Title: An introduction to unirationality

Abstract: I will introduce the notion of unirationality and show that cubic hypersurfaces are unirational (following Kollar). If time permits, I will also show that unirational varieties are simply connected.

February 12

Qiao He

Title:

Abstract:

February 19

Dima Arinkin

Title: Blowing down, blowing up: surface geometry

Abstract:A big question in algebraic geometry is how much one can change a variety without affecting it `generically'. More precisely, if two varieties are birational, how far can they be from being isomorphic?
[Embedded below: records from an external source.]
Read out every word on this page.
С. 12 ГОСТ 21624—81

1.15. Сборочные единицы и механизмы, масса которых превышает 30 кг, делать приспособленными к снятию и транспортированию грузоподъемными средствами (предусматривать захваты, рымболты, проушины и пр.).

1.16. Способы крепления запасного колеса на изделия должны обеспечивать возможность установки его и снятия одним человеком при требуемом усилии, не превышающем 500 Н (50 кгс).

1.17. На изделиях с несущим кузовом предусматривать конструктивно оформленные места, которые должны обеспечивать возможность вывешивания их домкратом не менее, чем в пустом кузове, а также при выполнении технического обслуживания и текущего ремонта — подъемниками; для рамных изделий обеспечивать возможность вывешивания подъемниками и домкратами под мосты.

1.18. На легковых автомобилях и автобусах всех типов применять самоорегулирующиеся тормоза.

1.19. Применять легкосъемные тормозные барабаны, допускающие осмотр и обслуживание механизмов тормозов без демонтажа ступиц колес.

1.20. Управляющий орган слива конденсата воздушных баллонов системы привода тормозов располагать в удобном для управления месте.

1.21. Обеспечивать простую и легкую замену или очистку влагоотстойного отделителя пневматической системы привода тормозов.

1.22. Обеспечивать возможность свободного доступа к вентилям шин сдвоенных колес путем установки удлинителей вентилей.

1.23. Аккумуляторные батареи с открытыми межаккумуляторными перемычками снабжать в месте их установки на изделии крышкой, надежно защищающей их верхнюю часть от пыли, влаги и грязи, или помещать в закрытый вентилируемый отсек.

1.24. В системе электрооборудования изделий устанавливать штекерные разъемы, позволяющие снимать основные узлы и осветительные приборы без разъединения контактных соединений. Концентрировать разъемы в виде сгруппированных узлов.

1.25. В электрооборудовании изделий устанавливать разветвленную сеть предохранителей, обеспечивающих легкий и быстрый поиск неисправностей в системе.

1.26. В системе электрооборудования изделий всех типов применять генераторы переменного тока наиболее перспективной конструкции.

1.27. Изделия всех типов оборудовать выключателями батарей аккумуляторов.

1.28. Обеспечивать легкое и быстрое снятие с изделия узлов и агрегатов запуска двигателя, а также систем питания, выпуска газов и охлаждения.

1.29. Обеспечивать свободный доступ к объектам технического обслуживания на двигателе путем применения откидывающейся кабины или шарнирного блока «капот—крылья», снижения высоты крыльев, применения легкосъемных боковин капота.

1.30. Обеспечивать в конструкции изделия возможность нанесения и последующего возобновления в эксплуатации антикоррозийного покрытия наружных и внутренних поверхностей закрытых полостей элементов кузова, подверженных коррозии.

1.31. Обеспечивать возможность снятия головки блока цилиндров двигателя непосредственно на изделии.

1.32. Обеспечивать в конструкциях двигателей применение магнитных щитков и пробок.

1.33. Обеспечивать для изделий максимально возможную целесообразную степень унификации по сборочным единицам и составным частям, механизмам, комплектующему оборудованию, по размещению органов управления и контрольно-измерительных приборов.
The question is trivial for (smooth projective) curves: they are birational if and only if they are isomorphic. In higher dimension, the situation is much more interesting. The most fundamental operation are the `blowup', which is a kind of alteration of a variety within its birational isomorphism class, and its opposite, the blowdown.

In my talk, I will introduce blowups and discuss their properties. Then (time permitting) I would like to look deeper at the case of surfaces, where the combination of blowups and intersection theory provides a complete and beautiful picture. (If we do get to this point, I won't assume any knowledge of intersection theory: to an extent, this talk is my excuse to introduce it.)

February 26

Connor Simpson

Title: Intro to Toric Varieties

Abstract: A brief introduction to toric varieties: how to build them, formulas for computing topological data, toric blow-ups, and more.

March 4

Peter Wei

Title: An introduction to Grothendieck-Riemann-Roch Theorem

Abstract: The classical Riemann-Roch theorem tells you about how topological (genus) and analytical (through line bundle) properties on compact Riemann surface (i.e. smooth projective curve) relate to each other. Moreover, this theorem can be generalized to any vector bundles (or coherent sheaves) over any smooth projective varieties. Eventually, Grothendieck “relativized” this theorem as a property of a morphism between two projective varieties. In this talk I will introduce basic notions to formulate this theorem. If time permitting, enough examples will be given appropriately.

March 11

Caitlyn Booms

Title: Intro to Stanley-Reisner Theory

Abstract: Stanley-Reisner theory gives a dictionary between combinatorial objects (simplicial complexes) and algebraic objects (Stanley-Reisner rings). In this talk, I will introduce the main objects of study in this theory, describe this dictionary with several examples, and discuss how Stanley-Reisner theory can help us investigate algebra-geometric questions.

March 25

Steven He

Title: Braid group action on derived category

Abstract: In this talk, I will define spherical object and A_m-configuration in derived category of coherent sheaves, and say a few words about the motivation coming from the homological mirror symmetry.

April 1

Vlad Sotirov

Title:

Abstract:

April 8

Maya Banks

Title:

Abstract:

April 15

Alex Hof

Title: Embrace the Singularity: An Introduction to Stratified Morse Theory

Abstract: Early on in the semester, Colin told us a bit about Morse

Theory, and how it lets us get a handle on the (classical) topology of smooth complex varieties. As we all know, however, not everything in life goes smoothly, and so too in algebraic geometry. Singular varieties, when given the classical topology, are not manifolds, but they can be described in terms of manifolds by means of something called a Whitney stratification. This allows us to develop a version of Morse Theory that applies to singular spaces (and also, with a bit of work, to smooth spaces that fail to be nice in other ways, like non-compact manifolds!), called Stratified Morse Theory. After going through the appropriate definitions and briefly reviewing the results of classical Morse Theory, we'll discuss the so-called Main Theorem of Stratified Morse Theory and survey some of its consequences.

April 22

Ruofan

Title: Birational geometry: existence of rational curves

Abstract: Rational curves on a variety control its birational geometry. It thus is important to determine whether they exist. People didn’t know how to do this systematically, before Mori discovered a deformation lemma which detect their existence, and bound their degree if they exist. I will briefly introduce Mori’s insight.